Compare and contrast this to the Delphic Oracle's injunction to Socrates to "know thyself." In Plato, knowing yourself is synonymous with virtue. In the myth of Narcissus (as recounted by Ovid), to know oneself is synonymous with death.

But what does it mean to know oneself? Which self does one know? And which self is the knower? And is the myth really a warning against excessive self-absorption, as is often assumed, or is there a more compelling reading of the myth?

Perhaps the myth is allegorical, and the self that Narcissus apprehends in the water is not his body but his soul. Perhaps the self that Narcissus falls in love with is not his temporal mortal self but his eternal self.

In this sense, Narcissus is the mythological precursor of Rumi and the Sufi mystics. Perhaps the Narcissus who dies is the ego, and the Narcissus that remains (the flower that is called a "narcissus") is the eternal soul.

To know oneself is to know that one will die. And so, Narcissus is he who sees his own reflection, but from the other side. What he sees is his own death, but he sees it in life. He accepts his death, and in accepting his death, he is transformed. And so, his death is not a tragedy but a transcendence, not an act of suicide but a mythical instance of rebirth.

Narcissus is he who knows that love is never outside himself. When we love, it is not true that we love the other. There is no outside to love. We love Love, and the other is encompassed in that love.

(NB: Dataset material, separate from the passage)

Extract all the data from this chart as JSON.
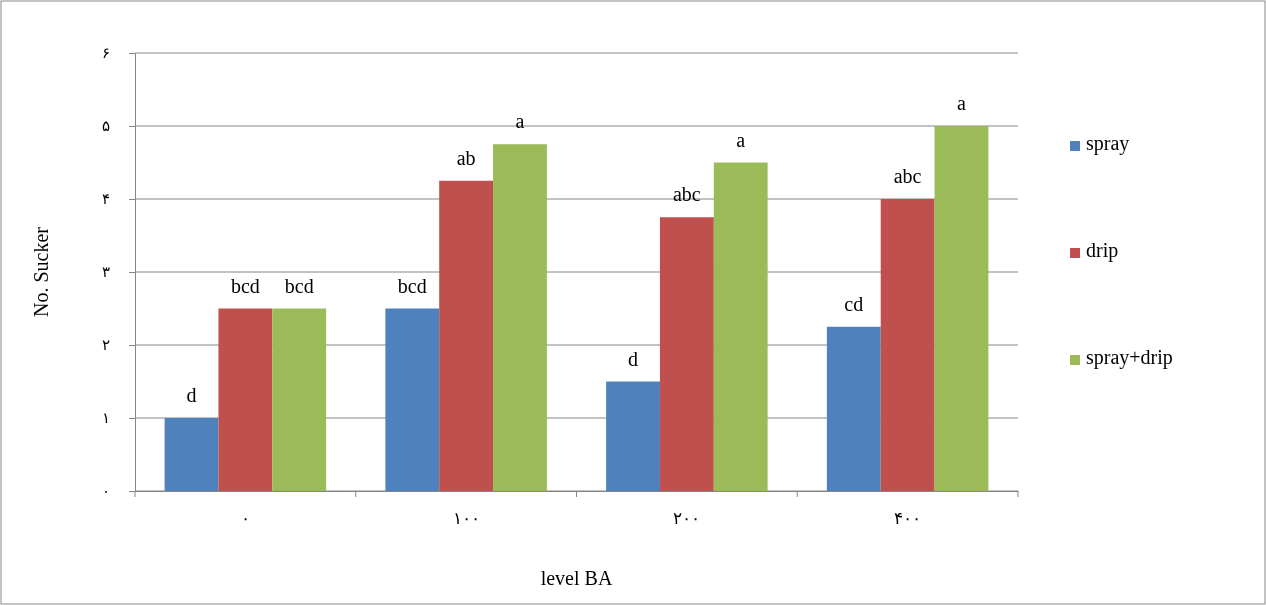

Love is the space in which love becomes possible, but it emanates from within, not from without. Perhaps the deeper moral of the story is not, as is commonly believed, that one must refrain from excessive self-love in order to be able to love others, but that one cannot truly love others until one has learned to love the self.

We all need to resist our desire for symbiosis, and to go inward to find what we need rather than to try to get another person to give it to us. Perhaps this is another way to read the myth of Narcissus. Perhaps we could all use more inwardness and more self-love, and perhaps history's scapegoating of Narcissus is merely a reflection of our collective self-hatred as a species. Perhaps Narcissus is the Greek equivalent of Christ.